The OP didn't ask about buying beans you know the roast date of, but how long valve bags work well for.

Not one person had responded with an answer that deal with that qestion. Of course fresh is best but how long can beans be fresh in a sealed valve bag! Just how long from a roast date is ok?

I'd say weeks, and certainly a couple of months.


----------



## coffeechap (Apr 5, 2012)

Steve7 said:


> Has anyone read the question?
> 
> The OP didn't ask about buying beans you know the roast date of, but how long valve bags work well for.
> 
> ...


actually people responded with a little bit of knowledge about rave beans!

if you buy them from amazon they have been nitrogen flushed to preserve them for longer, downside is the roast date could be over a month ago, when you get them fresh they should be rested for about seven days then they will be at their best and usuble for about three weeks when left in a valve bag.


----------



## DavecUK (Aug 6, 2013)

After quite extensive testing over many years if beans have been treated correctly before packing and not VERY dark roasted, they will be quite drinkable up to 6 weeks from the roasting date. The main decline will be post 6 weeks. The caveats are.

1. Storage temperature (cool, but not fridge)

2. How they were treated post roast (cooling, packing, speed of packing and head space removal/N flushing)

3. Were the packs properly sealed (not leaking) with a good Wico type one way valve

4. The darker the roast the less time they last

5. A bad roast will taste much worse after 4 weeks than a really good one.

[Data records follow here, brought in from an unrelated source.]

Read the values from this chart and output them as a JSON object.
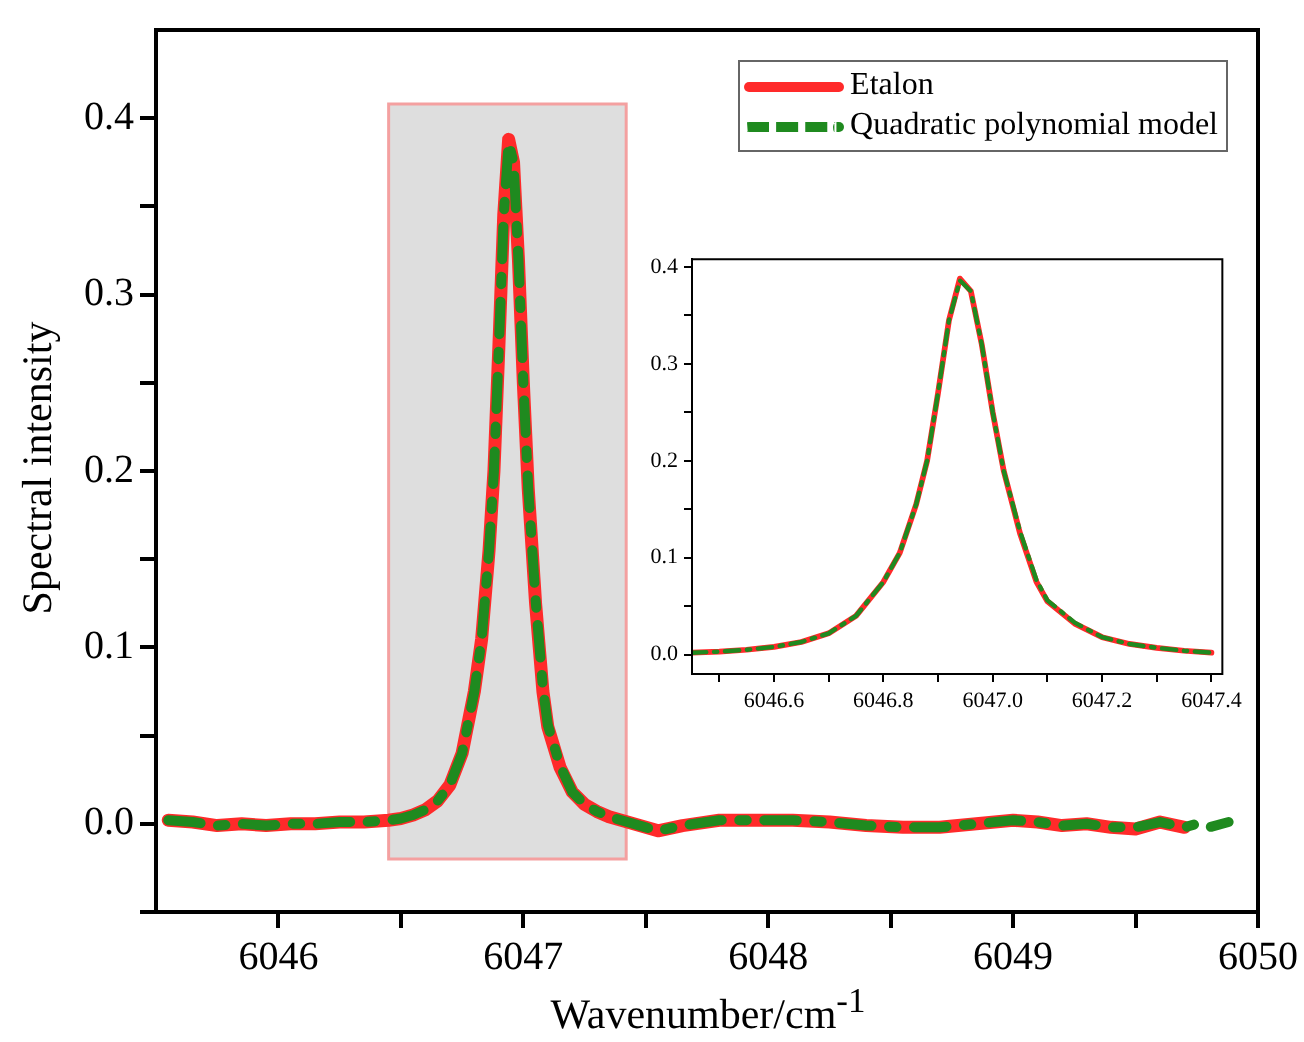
{
  "chart_data": [
    {
      "type": "line",
      "xlabel": "Wavenumber/cm$^{-1}$",
      "ylabel": "Spectral intensity",
      "legend": "top right",
      "xlim": [
        6045.5,
        6050
      ],
      "xticks": [
        6046,
        {
          "value": 6046.5,
          "label": null
        },
        6047,
        {
          "value": 6047.5,
          "label": null
        },
        6048,
        {
          "value": 6048.5,
          "label": null
        },
        6049,
        {
          "value": 6049.5,
          "label": null
        },
        6050
      ],
      "ylim": [
        -0.05,
        0.45
      ],
      "yticks": [
        {
          "value": -0.05,
          "label": null
        },
        {
          "value": 0,
          "label": "0.0"
        },
        {
          "value": 0.05,
          "label": null
        },
        0.1,
        {
          "value": 0.15,
          "label": null
        },
        0.2,
        {
          "value": 0.25,
          "label": null
        },
        0.3,
        {
          "value": 0.35,
          "label": null
        },
        0.4
      ],
      "bands": [
        {
          "axis": "x",
          "from": 6046.45,
          "to": 6047.42,
          "color": "#dedede"
        }
      ],
      "series": [
        {
          "name": "Etalon",
          "color": "#ff2a2a",
          "line_style": "solid",
          "x": [
            6045.55,
            6045.65,
            6045.75,
            6045.85,
            6045.95,
            6046.05,
            6046.15,
            6046.25,
            6046.35,
            6046.45,
            6046.5,
            6046.55,
            6046.6,
            6046.65,
            6046.7,
            6046.75,
            6046.8,
            6046.83,
            6046.86,
            6046.88,
            6046.9,
            6046.92,
            6046.94,
            6046.96,
            6046.98,
            6047.0,
            6047.02,
            6047.05,
            6047.08,
            6047.1,
            6047.15,
            6047.2,
            6047.25,
            6047.3,
            6047.35,
            6047.4,
            6047.5,
            6047.55,
            6047.65,
            6047.8,
            6047.95,
            6048.1,
            6048.25,
            6048.4,
            6048.55,
            6048.7,
            6048.85,
            6049.0,
            6049.1,
            6049.2,
            6049.3,
            6049.4,
            6049.5,
            6049.6,
            6049.7
          ],
          "values": [
            0.002,
            0.001,
            -0.001,
            0,
            -0.001,
            0,
            0,
            0.001,
            0.001,
            0.002,
            0.003,
            0.005,
            0.008,
            0.013,
            0.022,
            0.04,
            0.075,
            0.105,
            0.155,
            0.2,
            0.27,
            0.345,
            0.388,
            0.375,
            0.32,
            0.25,
            0.19,
            0.125,
            0.075,
            0.055,
            0.032,
            0.018,
            0.011,
            0.007,
            0.004,
            0.002,
            -0.002,
            -0.004,
            -0.001,
            0.002,
            0.002,
            0.002,
            0.001,
            -0.001,
            -0.002,
            -0.002,
            0,
            0.002,
            0.001,
            -0.001,
            0,
            -0.002,
            -0.003,
            0.001,
            -0.002
          ]
        },
        {
          "name": "Quadratic polynomial model",
          "color": "#1f8a1f",
          "line_style": "dashed",
          "x": [
            6045.55,
            6045.65,
            6045.75,
            6045.85,
            6045.95,
            6046.05,
            6046.15,
            6046.25,
            6046.35,
            6046.45,
            6046.5,
            6046.55,
            6046.6,
            6046.65,
            6046.7,
            6046.75,
            6046.8,
            6046.83,
            6046.86,
            6046.88,
            6046.9,
            6046.92,
            6046.94,
            6046.96,
            6046.98,
            6047.0,
            6047.02,
            6047.05,
            6047.08,
            6047.1,
            6047.15,
            6047.2,
            6047.25,
            6047.3,
            6047.35,
            6047.4,
            6047.5,
            6047.55,
            6047.65,
            6047.8,
            6047.95,
            6048.1,
            6048.25,
            6048.4,
            6048.55,
            6048.7,
            6048.85,
            6049.0,
            6049.1,
            6049.2,
            6049.3,
            6049.4,
            6049.5,
            6049.6,
            6049.7,
            6049.75,
            6049.8,
            6049.88
          ],
          "values": [
            0.002,
            0.001,
            -0.001,
            0,
            -0.001,
            0,
            0,
            0.001,
            0.001,
            0.002,
            0.003,
            0.005,
            0.008,
            0.013,
            0.022,
            0.04,
            0.075,
            0.105,
            0.155,
            0.2,
            0.27,
            0.345,
            0.386,
            0.375,
            0.32,
            0.25,
            0.19,
            0.127,
            0.077,
            0.056,
            0.033,
            0.018,
            0.011,
            0.007,
            0.004,
            0.002,
            -0.002,
            -0.004,
            -0.001,
            0.002,
            0.002,
            0.002,
            0.001,
            -0.001,
            -0.002,
            -0.002,
            0,
            0.002,
            0.001,
            -0.001,
            0,
            -0.002,
            -0.002,
            0.001,
            -0.002,
            0,
            -0.002,
            0.001
          ]
        }
      ]
    },
    {
      "type": "line",
      "xlim": [
        6046.45,
        6047.42
      ],
      "xticks": [
        {
          "value": 6046.5,
          "label": null
        },
        6046.6,
        {
          "value": 6046.7,
          "label": null
        },
        6046.8,
        {
          "value": 6046.9,
          "label": null
        },
        {
          "value": 6047,
          "label": "6047.0"
        },
        {
          "value": 6047.1,
          "label": null
        },
        6047.2,
        {
          "value": 6047.3,
          "label": null
        },
        6047.4
      ],
      "ylim": [
        -0.02,
        0.408
      ],
      "yticks": [
        {
          "value": 0,
          "label": "0.0"
        },
        {
          "value": 0.05,
          "label": null
        },
        0.1,
        {
          "value": 0.15,
          "label": null
        },
        0.2,
        {
          "value": 0.25,
          "label": null
        },
        0.3,
        {
          "value": 0.35,
          "label": null
        },
        0.4
      ],
      "series": [
        {
          "color": "#ff2a2a",
          "line_style": "solid",
          "x": [
            6046.45,
            6046.5,
            6046.55,
            6046.6,
            6046.65,
            6046.7,
            6046.75,
            6046.8,
            6046.83,
            6046.86,
            6046.88,
            6046.9,
            6046.92,
            6046.94,
            6046.96,
            6046.98,
            6047.0,
            6047.02,
            6047.05,
            6047.08,
            6047.1,
            6047.15,
            6047.2,
            6047.25,
            6047.3,
            6047.35,
            6047.4
          ],
          "values": [
            0.002,
            0.003,
            0.005,
            0.008,
            0.013,
            0.022,
            0.04,
            0.075,
            0.105,
            0.155,
            0.2,
            0.27,
            0.345,
            0.388,
            0.375,
            0.32,
            0.25,
            0.19,
            0.125,
            0.075,
            0.055,
            0.032,
            0.018,
            0.011,
            0.007,
            0.004,
            0.002
          ]
        },
        {
          "color": "#1f8a1f",
          "line_style": "dashed",
          "x": [
            6046.45,
            6046.5,
            6046.55,
            6046.6,
            6046.65,
            6046.7,
            6046.75,
            6046.8,
            6046.83,
            6046.86,
            6046.88,
            6046.9,
            6046.92,
            6046.94,
            6046.96,
            6046.98,
            6047.0,
            6047.02,
            6047.05,
            6047.08,
            6047.1,
            6047.15,
            6047.2,
            6047.25,
            6047.3,
            6047.35,
            6047.4
          ],
          "values": [
            0.002,
            0.003,
            0.005,
            0.008,
            0.013,
            0.022,
            0.04,
            0.075,
            0.105,
            0.155,
            0.2,
            0.27,
            0.345,
            0.386,
            0.375,
            0.32,
            0.25,
            0.19,
            0.127,
            0.077,
            0.056,
            0.033,
            0.018,
            0.011,
            0.007,
            0.004,
            0.002
          ]
        }
      ]
    }
  ]
}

P.S. Also want to stress Nitrogen flushing makes only a marginal difference.


----------



## jeebsy (May 5, 2013)

Steve7 said:


> Has anyone read the question?
> 
> The OP didn't ask about buying beans you know the roast date of, but how long valve bags work well for.
> 
> ...


Before giving an answer like, "it's not the beans or the bag that is the problem, it's what you're doing with them" it's useful to establish when the beans were roasted.


----------



## urbanbumpkin (Jan 30, 2013)

IMO Beans will last at least 6-7 weeks in a valve bag, but they're better in the first 4 weeks.

Best buying beans direct from Rave rather than the ones on Amazon as CoffeeChap said.

Roast dates are usually on the bottom of the bag on a sticker


----------



## icnoble (Nov 25, 2014)

Thanks very much for your replies. I will certainly try Rave coffee again direct from them.


----------